4. 1966–68 Ford Country Squire
Ford's 428-cu-in V-8 was a lethal weapon in the hands of muscle car tuners, which made the Country Squire that much more appealing to gearheads. Borrowed from the Thunderbird and dumped into the full-size wagon between 1966 and 1968, the 428 was good for 345 hp (a full 70 ponies more than the next-step-down 390) and 462 lb-ft of torque. If you can find one of the rare 428-equipped Squires, you might also luck into one that was equipped with a four-speed manual gearbox instead of the more common three-speed automatic. Top speed for the Ford was a lofty 120 mph, made all the more terrifying by the vehicle's 4300 lbs of curb weight combined with its standard four-wheel drum brakes.

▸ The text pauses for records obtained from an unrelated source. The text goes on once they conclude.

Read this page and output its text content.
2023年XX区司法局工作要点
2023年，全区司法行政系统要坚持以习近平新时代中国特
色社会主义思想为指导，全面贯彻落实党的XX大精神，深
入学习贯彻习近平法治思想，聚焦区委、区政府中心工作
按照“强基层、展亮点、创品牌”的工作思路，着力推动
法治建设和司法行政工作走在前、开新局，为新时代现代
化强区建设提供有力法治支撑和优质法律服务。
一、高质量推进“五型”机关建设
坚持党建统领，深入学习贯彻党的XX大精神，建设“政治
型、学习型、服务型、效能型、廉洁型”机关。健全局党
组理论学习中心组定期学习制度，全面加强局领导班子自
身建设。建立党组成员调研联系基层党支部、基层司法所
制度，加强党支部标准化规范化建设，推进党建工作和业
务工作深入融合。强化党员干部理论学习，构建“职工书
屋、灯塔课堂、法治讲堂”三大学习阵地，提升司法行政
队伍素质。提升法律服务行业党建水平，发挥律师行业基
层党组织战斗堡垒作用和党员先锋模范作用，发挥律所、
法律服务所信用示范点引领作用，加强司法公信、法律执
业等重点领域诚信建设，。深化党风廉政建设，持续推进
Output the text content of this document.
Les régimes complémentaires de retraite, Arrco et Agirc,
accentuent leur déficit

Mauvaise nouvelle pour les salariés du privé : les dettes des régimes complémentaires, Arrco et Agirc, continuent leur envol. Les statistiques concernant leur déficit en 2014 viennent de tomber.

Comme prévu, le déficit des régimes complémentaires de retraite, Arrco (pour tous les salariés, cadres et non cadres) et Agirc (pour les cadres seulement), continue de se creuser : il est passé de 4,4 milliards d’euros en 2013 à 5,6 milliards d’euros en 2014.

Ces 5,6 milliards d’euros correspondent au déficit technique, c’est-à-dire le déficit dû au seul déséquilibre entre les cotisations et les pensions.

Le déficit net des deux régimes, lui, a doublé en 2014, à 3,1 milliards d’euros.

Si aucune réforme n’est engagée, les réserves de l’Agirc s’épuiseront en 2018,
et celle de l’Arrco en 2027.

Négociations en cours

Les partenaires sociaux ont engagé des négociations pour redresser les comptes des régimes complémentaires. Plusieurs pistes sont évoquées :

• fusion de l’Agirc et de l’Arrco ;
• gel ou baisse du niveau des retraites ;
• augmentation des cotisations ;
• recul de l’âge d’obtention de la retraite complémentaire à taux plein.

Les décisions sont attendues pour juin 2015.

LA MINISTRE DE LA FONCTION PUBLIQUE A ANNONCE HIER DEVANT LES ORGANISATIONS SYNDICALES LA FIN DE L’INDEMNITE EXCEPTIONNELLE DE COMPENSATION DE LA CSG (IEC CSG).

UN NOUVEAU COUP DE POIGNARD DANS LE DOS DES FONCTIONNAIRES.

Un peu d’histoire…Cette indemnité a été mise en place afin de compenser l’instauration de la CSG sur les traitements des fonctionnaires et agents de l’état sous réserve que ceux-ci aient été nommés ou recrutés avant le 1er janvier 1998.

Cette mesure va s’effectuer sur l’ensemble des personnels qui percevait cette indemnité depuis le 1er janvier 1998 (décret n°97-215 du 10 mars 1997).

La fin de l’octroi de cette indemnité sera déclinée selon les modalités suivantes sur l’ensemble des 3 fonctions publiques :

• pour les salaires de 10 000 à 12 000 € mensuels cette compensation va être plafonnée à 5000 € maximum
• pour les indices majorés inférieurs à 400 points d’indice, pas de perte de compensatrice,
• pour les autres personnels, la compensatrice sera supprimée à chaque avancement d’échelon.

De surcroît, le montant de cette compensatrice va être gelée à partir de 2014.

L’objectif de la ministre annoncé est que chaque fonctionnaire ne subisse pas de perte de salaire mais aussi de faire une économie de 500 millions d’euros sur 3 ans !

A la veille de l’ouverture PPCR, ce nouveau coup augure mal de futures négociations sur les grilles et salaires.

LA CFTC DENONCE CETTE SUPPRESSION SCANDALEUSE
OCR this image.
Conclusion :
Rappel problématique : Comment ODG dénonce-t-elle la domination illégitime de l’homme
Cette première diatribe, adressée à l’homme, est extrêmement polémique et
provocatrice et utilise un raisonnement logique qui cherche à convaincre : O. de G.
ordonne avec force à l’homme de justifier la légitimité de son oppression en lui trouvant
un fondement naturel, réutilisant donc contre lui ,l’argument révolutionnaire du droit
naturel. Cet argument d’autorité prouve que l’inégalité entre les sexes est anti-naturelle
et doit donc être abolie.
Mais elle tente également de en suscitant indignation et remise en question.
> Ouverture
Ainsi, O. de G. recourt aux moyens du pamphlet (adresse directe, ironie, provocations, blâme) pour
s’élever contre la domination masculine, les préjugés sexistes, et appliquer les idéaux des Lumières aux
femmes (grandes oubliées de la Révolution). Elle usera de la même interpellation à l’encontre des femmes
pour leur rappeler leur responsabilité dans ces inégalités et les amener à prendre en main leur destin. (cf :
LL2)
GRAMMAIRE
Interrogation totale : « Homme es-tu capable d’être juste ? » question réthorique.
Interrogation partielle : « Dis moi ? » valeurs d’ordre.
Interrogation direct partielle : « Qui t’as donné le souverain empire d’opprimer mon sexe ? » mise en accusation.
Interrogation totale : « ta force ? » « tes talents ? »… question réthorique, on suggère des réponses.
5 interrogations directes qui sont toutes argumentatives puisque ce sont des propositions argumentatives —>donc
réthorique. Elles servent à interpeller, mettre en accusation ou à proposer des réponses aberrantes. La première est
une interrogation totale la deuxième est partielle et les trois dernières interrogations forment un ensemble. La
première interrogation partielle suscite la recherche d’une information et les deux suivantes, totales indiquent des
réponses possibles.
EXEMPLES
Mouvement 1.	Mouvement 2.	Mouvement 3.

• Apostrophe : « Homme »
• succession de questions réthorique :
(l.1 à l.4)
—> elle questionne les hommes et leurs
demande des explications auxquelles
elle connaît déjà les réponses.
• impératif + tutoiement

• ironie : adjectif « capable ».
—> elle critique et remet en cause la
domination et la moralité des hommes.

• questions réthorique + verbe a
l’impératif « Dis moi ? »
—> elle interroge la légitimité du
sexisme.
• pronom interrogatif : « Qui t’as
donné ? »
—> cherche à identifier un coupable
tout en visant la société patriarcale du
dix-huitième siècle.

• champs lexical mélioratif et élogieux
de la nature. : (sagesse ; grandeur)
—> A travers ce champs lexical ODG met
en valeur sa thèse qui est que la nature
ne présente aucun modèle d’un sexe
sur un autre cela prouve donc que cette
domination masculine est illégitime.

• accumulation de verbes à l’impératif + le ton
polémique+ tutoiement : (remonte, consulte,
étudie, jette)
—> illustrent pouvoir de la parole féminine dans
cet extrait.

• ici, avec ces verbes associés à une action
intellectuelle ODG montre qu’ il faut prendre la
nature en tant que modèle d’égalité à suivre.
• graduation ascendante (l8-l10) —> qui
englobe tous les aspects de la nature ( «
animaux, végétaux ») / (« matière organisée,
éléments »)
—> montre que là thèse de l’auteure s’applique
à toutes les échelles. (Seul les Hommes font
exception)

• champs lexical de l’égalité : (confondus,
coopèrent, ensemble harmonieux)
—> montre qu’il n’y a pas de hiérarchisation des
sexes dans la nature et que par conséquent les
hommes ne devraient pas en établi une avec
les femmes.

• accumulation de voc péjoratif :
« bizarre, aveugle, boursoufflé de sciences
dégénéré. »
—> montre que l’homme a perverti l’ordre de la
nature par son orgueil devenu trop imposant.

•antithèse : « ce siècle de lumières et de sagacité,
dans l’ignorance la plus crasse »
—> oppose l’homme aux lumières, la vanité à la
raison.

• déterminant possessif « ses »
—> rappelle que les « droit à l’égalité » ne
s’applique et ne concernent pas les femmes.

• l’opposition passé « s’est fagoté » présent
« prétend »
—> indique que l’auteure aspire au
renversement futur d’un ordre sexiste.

This entry is a twofer, giving you a couple of cracks at the 455-cu-in V-8 engine produced by both Buick and Oldsmobile at the tail end of the ’60s. The 1970–72 Vista Cruiser didn't bother with the six-cylinder entry-level mills found in its competitors, keeping things simple with an all-V-8 line-up topped by a 455 that roared with 390 hp and 500 lb-ft of torque. Car and Driverlogged a 14.7 second quarter mile with the Olds when it tested a 1969 model outfitted with 4-4-2 heads from the factory, and 4-4-2 clones are by now semi-common (although only a pair of actual W30-spec wagons ever left the assembly line). Modern builders like Lingenfelter have even used the Vista Cruiser as a platform for over-the-top LS-based hot rods like this 650-hp monster.
The Buick Estate was a just-for-1970 oddball that featured 370 hp and 510 lb-ft of torque from its own 455-cu-in V-8. In fact, that was the only engine it was ever sold with before it stepped up to the full-size Electra platform the following year. Performance was similar to that of the Oldsmobile, with the added cachet of its uncommon single year of production.